Это значение подпадает под правило (битовая маска) U+FFFF 1110xxxx 10xxxxxx 10xxxxxx
При помощи calc преобразуем 2116 (Hex) в двоичный вид 10000100010110 (Bin).
Вставляем наши биты в маску U+FFFF 1110[0010] 10[000100] 10[010110]
Полученное число запихиваем снова в calc 111000101000010010010110 и получаем E28496 hex, это и есть искомый код нашего символа в UTF-8.

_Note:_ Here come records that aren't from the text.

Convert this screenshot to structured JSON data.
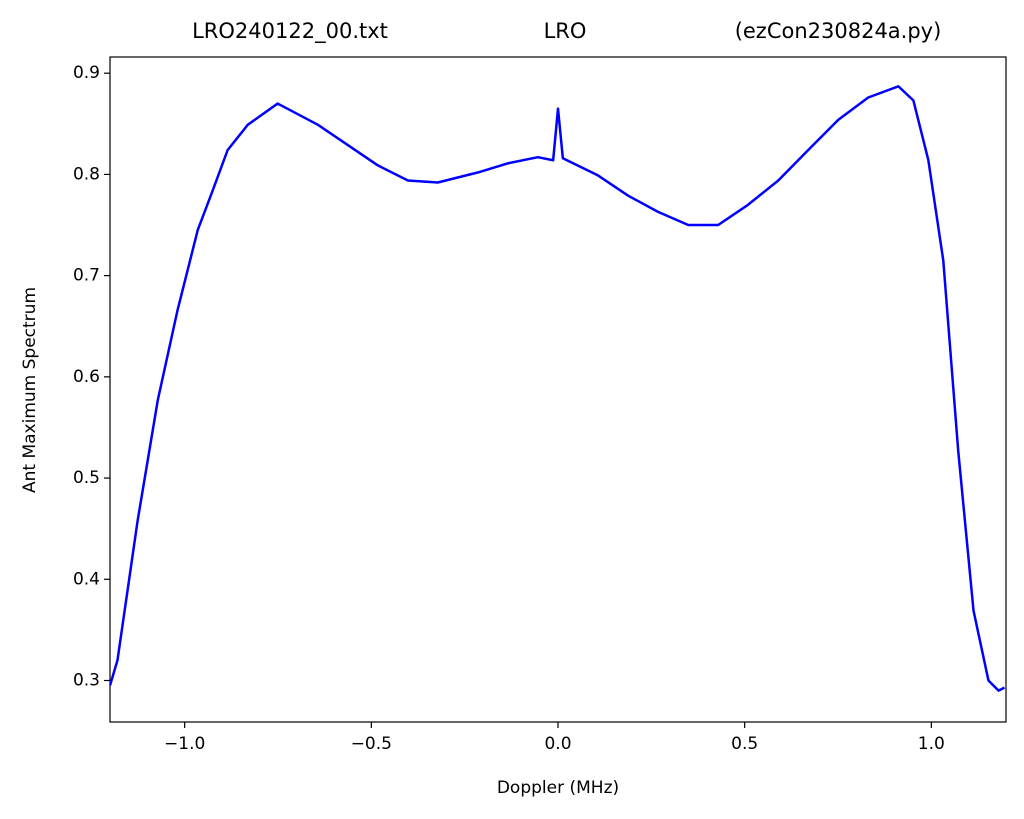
{
  "chart_data": {
    "type": "line",
    "title": [
      "LRO240122_00.txt",
      "LRO",
      "(ezCon230824a.py)"
    ],
    "xlabel": "Doppler (MHz)",
    "ylabel": "Ant Maximum Spectrum",
    "x": [
      -1.2,
      -1.18,
      -1.126,
      -1.072,
      -1.019,
      -0.965,
      -0.925,
      -0.885,
      -0.831,
      -0.751,
      -0.643,
      -0.563,
      -0.483,
      -0.402,
      -0.322,
      -0.214,
      -0.134,
      -0.054,
      -0.013,
      0,
      0.013,
      0.107,
      0.188,
      0.268,
      0.349,
      0.429,
      0.509,
      0.59,
      0.67,
      0.751,
      0.831,
      0.912,
      0.952,
      0.992,
      1.032,
      1.072,
      1.113,
      1.153,
      1.18,
      1.196
    ],
    "values": [
      0.295,
      0.32,
      0.458,
      0.577,
      0.666,
      0.745,
      0.784,
      0.824,
      0.849,
      0.87,
      0.849,
      0.829,
      0.809,
      0.794,
      0.792,
      0.802,
      0.811,
      0.817,
      0.814,
      0.865,
      0.816,
      0.799,
      0.779,
      0.763,
      0.75,
      0.75,
      0.77,
      0.794,
      0.824,
      0.854,
      0.876,
      0.887,
      0.873,
      0.814,
      0.715,
      0.527,
      0.369,
      0.3,
      0.29,
      0.293
    ],
    "color": "#0000ff",
    "xlim": [
      -1.2,
      1.2
    ],
    "ylim": [
      0.259,
      0.916
    ],
    "xticks": [
      {
        "value": -1,
        "label": "−1.0"
      },
      {
        "value": -0.5,
        "label": "−0.5"
      },
      {
        "value": 0,
        "label": "0.0"
      },
      0.5,
      {
        "value": 1,
        "label": "1.0"
      }
    ],
    "yticks": [
      0.3,
      0.4,
      0.5,
      0.6,
      0.7,
      0.8,
      0.9
    ]
  }
}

thus obtaining a list of desired characters. Further, when processing the text, we check its characters with this set - if the character is found in this array, then we need it.
If it didn’t hit, then it’s free (at first it will be necessary to check whether we took into account all the required characters ) pages - if the symbol is on this list, then we don't need it. All missing symbols are considered good.
The list of characters must be formatted as an associative array, where the key is the UTF-8 code, and the value is true or false. In this case, checking the next character from the text will be almost instant - just check the value of the array by key.

V

Vampiro, 2013-04-23
@Vampiro

Have you tried a simpler method
like iconv + preg_match('Az|AZ|0-9|....')?

D

Domini, 2013-04-23
@Domini

en2.php.net/manual/en/reference.pcre.pattern.modifiers.php
u (PCRE_UTF8)
This modifier turns on additional functionality of PCRE that is incompatible with Perl. Pattern strings are treated as UTF-8. This modifier is available from PHP 4.1.0 or greater on Unix and from PHP 4.2.3 on win32. UTF-8 validity of the pattern has been checked since PHP 4.3.5.

and ru2.php.net/manual/en/regexp.reference.unicode.php is not it?